A true friend doesn't care when you're broke, what you weigh, if your house is a mess, about your past, or if your family is filled with crazies. They love you for who you are. A true friend can go long periods of time without speaking to you & never question the friendship. They understand your life & circumstances.
On another note... I read a blog today, a blog I read pretty regularly. She talked about gray days and what brings you color. I have had so many gray days lately.... but what brings me color is the smile from my sweet little boy. Spending as much time with him as possible, even if it means keeping him up a little later at night and waking him up in the morning. He'll make up that sleep when he naps during the day which I am sure his daycare provider will appreciate. Another thing that brings me color is realizing that these events in my life will make me a better, wiser person. A better wife, mother, friend, sister, daughter.
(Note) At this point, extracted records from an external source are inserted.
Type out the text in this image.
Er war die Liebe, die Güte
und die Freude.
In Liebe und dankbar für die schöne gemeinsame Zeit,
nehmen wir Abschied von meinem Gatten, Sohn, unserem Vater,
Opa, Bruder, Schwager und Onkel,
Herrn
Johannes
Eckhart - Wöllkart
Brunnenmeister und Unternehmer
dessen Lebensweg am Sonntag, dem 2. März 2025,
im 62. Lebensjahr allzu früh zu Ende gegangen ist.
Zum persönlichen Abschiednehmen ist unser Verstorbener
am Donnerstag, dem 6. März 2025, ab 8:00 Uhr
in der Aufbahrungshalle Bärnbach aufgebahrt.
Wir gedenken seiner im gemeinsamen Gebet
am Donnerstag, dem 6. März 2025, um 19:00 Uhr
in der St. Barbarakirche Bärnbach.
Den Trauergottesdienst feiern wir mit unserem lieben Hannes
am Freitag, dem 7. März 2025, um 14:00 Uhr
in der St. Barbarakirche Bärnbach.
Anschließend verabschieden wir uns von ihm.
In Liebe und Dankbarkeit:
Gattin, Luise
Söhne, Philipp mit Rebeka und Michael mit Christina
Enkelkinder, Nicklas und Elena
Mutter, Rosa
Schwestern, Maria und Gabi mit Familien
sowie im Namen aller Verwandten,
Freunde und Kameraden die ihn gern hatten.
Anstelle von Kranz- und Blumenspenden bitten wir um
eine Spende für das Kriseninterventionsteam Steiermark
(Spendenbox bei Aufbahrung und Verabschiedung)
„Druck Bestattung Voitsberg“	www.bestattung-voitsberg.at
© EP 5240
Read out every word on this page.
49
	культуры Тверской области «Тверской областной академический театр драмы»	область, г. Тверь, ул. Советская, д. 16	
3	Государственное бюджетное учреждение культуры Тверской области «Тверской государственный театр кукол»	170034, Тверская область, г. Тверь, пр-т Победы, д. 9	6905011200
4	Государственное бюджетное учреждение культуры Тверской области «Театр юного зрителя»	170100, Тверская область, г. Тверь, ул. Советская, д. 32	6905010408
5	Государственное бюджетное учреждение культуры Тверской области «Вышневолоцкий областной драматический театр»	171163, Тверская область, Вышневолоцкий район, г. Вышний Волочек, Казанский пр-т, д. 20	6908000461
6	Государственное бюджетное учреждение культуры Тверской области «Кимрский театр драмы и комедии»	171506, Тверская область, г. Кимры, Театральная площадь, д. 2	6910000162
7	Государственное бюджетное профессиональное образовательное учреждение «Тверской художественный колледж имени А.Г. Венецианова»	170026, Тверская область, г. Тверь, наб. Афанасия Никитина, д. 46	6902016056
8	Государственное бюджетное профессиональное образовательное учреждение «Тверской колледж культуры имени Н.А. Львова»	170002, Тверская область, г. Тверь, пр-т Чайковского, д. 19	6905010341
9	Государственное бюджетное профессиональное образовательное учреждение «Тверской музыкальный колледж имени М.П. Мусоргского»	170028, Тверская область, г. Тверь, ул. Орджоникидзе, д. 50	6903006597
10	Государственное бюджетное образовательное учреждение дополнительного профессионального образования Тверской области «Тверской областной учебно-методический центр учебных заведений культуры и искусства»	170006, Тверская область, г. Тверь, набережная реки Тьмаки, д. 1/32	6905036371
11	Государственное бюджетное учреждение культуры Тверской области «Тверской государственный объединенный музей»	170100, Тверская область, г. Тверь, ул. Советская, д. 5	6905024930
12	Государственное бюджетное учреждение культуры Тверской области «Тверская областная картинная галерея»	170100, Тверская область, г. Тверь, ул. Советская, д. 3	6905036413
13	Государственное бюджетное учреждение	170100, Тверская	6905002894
I was meant to do this. This is sculpting me into my future me, the person I need to be to be able to handle my future challenges. When Jesse's next surgery comes around, it should be a piece of cake, right?
Just one more thing. I voted on Tuesday. I take pride in it and as inconvenient as it was, I still managed to take 15 minutes out of my life to go and just do it. Paul and I don't agree when it comes to politics. He was unable to vote (because he forgot to get a mail in ballot), so for once, our votes didn't cancel each other out. Ha!